Mir wurde dadurch klar, dass ständig im Hintergrund Bewegung war. Wenn ich heute bei C. G. Jung lese, dass er es für möglich hält, dass Träumen nicht nur eine Sache ist, die sich in der Nacht abspielt, sondern dass möglicherweise auch tagsüber ständig im Hintergrund Traumgeschehen abläuft, nur dass das hintergründige Geschehen vom Tagesbewusstsein überstrahlt wird, glaube ich das sofort. Ich glaube auch, dass das Bedürfnis vieler Menschen, sich ständig von Musik berieseln zu lassen, Ausdruck dieses ständigen Hintergrundrauschens ist, das durch Musikhören gebunden wird. Ich hatte meine Musik in mir, ich brauchte keine von außen! Ich litt sehr darunter. Aus heutiger Sicht begreife ich es als unentwegte Tätigkeit des Unbewussten, das ständig aktiv ist und das Leben vorantreibt, im Guten wie im Bösen.

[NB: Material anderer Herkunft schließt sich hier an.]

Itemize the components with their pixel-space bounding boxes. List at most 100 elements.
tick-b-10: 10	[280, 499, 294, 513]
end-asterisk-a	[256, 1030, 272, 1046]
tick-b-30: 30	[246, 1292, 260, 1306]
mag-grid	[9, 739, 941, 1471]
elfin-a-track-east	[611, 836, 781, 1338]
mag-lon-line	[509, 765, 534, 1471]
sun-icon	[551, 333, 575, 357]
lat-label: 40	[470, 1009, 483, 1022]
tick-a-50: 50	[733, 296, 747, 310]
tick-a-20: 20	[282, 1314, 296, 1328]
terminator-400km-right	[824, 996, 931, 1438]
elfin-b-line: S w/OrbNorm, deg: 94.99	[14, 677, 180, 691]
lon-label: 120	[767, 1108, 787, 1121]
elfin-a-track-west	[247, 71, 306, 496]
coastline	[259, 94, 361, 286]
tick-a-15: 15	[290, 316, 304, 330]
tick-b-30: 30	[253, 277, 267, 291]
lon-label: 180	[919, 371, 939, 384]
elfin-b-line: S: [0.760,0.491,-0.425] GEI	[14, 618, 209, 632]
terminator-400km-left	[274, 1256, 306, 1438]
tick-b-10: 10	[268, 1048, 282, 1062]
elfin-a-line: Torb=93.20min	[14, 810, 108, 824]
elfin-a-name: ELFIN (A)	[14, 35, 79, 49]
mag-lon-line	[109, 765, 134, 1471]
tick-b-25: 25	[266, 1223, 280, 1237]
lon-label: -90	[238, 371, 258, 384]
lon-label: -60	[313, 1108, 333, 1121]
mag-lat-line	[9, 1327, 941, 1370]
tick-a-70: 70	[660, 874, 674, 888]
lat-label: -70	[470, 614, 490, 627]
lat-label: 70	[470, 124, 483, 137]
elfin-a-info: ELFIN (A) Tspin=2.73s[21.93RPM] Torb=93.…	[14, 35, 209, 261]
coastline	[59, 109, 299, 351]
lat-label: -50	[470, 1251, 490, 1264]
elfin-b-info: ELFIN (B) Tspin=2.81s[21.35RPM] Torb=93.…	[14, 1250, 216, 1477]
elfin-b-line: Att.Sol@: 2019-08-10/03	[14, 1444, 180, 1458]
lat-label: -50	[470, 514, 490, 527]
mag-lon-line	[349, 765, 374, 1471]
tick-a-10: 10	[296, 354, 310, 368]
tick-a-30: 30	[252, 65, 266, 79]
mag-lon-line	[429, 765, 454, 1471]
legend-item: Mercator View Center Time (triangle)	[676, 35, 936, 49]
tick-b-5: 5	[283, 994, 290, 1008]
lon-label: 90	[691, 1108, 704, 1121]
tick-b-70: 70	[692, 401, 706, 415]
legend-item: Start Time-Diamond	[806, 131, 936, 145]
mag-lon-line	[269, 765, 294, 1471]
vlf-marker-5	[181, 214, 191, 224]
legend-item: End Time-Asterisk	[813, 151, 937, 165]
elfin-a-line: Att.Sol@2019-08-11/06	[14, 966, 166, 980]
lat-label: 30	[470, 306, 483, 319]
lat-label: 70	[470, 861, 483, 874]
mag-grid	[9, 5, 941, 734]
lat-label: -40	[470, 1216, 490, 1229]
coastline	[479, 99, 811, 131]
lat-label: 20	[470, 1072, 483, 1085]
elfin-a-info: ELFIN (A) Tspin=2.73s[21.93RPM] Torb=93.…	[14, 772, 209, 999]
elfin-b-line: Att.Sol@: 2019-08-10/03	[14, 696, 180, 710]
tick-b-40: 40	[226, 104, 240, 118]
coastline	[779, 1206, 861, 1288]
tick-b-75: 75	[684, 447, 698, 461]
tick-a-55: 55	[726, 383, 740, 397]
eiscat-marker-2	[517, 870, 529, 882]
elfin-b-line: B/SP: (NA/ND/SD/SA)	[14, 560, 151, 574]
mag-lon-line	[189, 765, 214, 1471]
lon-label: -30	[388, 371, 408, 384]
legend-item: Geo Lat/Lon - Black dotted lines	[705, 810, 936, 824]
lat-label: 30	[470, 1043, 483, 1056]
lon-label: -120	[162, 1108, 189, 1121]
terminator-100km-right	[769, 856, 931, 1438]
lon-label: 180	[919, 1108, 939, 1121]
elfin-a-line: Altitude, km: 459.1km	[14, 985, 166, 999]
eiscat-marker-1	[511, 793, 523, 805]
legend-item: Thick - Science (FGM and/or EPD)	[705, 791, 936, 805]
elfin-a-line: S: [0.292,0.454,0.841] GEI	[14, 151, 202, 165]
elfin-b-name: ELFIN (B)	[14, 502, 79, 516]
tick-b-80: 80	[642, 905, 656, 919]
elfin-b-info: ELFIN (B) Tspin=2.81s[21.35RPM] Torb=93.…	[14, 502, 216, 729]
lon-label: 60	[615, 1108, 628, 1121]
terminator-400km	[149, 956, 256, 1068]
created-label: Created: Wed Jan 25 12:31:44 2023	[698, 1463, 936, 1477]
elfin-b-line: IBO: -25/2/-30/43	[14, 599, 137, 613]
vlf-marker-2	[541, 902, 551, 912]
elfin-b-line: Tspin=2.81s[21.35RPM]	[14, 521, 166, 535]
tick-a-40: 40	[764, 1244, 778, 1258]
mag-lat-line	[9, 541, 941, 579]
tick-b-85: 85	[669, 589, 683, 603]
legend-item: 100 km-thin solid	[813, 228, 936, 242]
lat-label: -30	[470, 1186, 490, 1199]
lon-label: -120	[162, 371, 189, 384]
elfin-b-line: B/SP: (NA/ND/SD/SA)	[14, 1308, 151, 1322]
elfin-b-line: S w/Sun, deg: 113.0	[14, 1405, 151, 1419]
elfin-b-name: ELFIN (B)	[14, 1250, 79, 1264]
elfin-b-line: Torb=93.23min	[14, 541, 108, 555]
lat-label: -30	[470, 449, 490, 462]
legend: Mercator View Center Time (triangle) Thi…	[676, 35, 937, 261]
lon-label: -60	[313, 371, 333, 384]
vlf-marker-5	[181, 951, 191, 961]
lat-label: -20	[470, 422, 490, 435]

Ich erlebte eine große Unordnung in mir. Ich hatte auch einen entsprechenden Traum: Ich befand mich in einer völlig unaufgeräumte Werkstatt. Als ich den Traum Bekannten erzählte, kam prompt die Antwort: Ja, da musst du aufräumen. Aber ich wusste nicht, was das in meinem konkreten Leben bedeuten sollte, was ich tun musste, um „aufzuräumen“. Diesen Traum hatte ich mit etwa 18 Jahren!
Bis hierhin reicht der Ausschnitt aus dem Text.